L’agriculture entre dans l’ère de la technologie prêt-à-porter

La technologie prêt-à-porter connaît de nombreux soubresauts sur le marché grand public. Les montres intelligentes ont remporté un succès inégal, et elles semblent maintenant susciter un intérêt renouvelé. L’intérêt pour les lunettes numériques Google GlassMC a d’abord atteint un sommet sur le « cycle du hype » (courbe décrivant l’évolution de l’intérêt pour une nouvelle technologie), pour ensuite disparaître. Toutefois, ces lunettes comme bien d’autres trouvent maintenant leur place dans le domaine de la formation technique et dans d’autres applications spécialisées, dont l’agriculture.

Les ventes de moniteurs personnels intelligents comme Fitbit ont explosé au cours des deux dernières années. Toutefois, l’engouement initial du marché s’est estompé, car les gens se questionnent aujourd’hui sur les avantages véritables de cette technologie.

Du prêt-à-porter pour le bétail

Dans le domaine de l’agriculture, les dispositifs sont conçus pour les animaux d’élevage plutôt que pour les humains.

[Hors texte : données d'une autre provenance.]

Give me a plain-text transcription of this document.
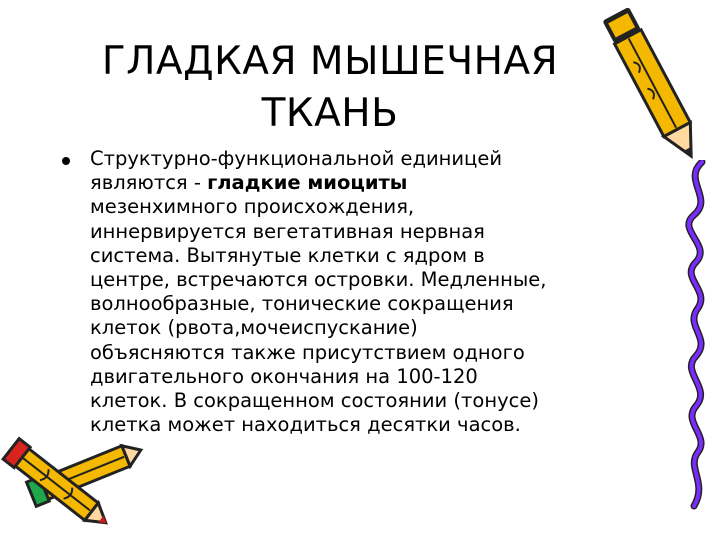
ГЛАДКАЯ МЫШЕЧНАЯ
ТКАНЬ
Структурно-функциональной единицей
являются - гладкие миоциты
мезенхимного происхождения,
иннервируется вегетативная нервная
система. Вытянутые клетки с ядром в
центре, встречаются островки. Медленные,
волнообразные, тонические сокращения
клеток (рвота,мочеиспускание)
объясняются также присутствием одного
двигательного окончания на 100-120
клеток. В сокращенном состоянии (тонусе)
клетка может находиться десятки часов.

Il existe des étiquettes d’oreille et des colliers qui enregistrent la température, le pouls et la respiration ainsi que l’emplacement des bovins de boucherie et des vaches laitières. Certains dispositifs sont aussi dotés de caméras. Les données qu’ils recueillent peuvent aider les éleveurs à gérer la santé de leur troupeau et à détecter l’œstrus pour optimiser la reproduction.

On a même mis au point une capsule qui reste dans le rumen d’une vache tout au long de sa vie et qui envoie des données, notamment sur l’activité du rumen, à un logiciel infonuagique. La variation des signes vitaux est souvent révélatrice de problèmes de santé. Les algorithmes utilisés pour surveiller les données et prédire les problèmes n’iront qu’en s’améliorant, à mesure que les données s’accumuleront.

Il est même possible de géorepérer certains animaux et de leur ouvrir ou de leur bloquer automatiquement l’accès aux enclos ou aux champs, selon leur emplacement GPS. Le géorepérage s’inscrit dans l’Internet des objets, permettant aux dispositifs prêt-à-porter d’interagir avec d’autres objets connectés. 

La technologie prêt-à-porter destinée aux animaux d’élevage continuera de se développer en raison de la multiplication des dispositifs mis au point pour l’industrie des animaux de compagnie, marché qui pourrait se chiffrer à 2,4 milliards de dollars américains d’ici 2022, selon la firme Grand View Research. Le développement de dispositifs pour cette industrie pourrait créer un effet d’entraînement et donner lieu à des versions plus robustes adaptées aux animaux d’élevage, répondant aux besoins agricoles.

Du prêt-à-porter pour les travailleurs

Pour nous, les humains, certains dispositifs prêt-à-porter peuvent s’avérer bénéfiques bien qu’ils ne soient pas conçus expressément pour l’agriculture. Par exemple, les entreprises de construction peuvent investir dans des gilets de sécurité intelligents qui avisent les conducteurs d’équipements de l’emplacement des travailleurs, même quand ceux-ci ne peuvent pas être vus. Un jour, les gilets de sécurité interagiront avec les équipements, qui s’arrêteront automatiquement afin d’éviter des blessures, ce qui constituerait un atout évident pour les fermes, où les humains côtoient souvent la machinerie lourde.

Le fabricant d’équipements Caterpillar est en train de mettre au point une technologie appelée Smartband, qui permet de surveiller et de gérer le niveau de fatigue des conducteurs. La technologie vise à comprendre comment la fatigue peut influer sur la santé, la sécurité et le rendement opérationnel. Ainsi, Caterpillar affirme que Smartband est capable d’évaluer la structure du sommeil et de prévoir comment évoluera le niveau de fatigue d’un travailleur au cours des 18 heures suivant le début de sa journée.

Les appareils prêt-à-porter sont un des nombreux exemples de la façon dont la technologie des capteurs connectés nous permettra de gérer, de surveiller et de mesurer à peu près n’importe quoi. 

D'après un article de l'AgriSuccès (janvier 2018) de Peter Gredig.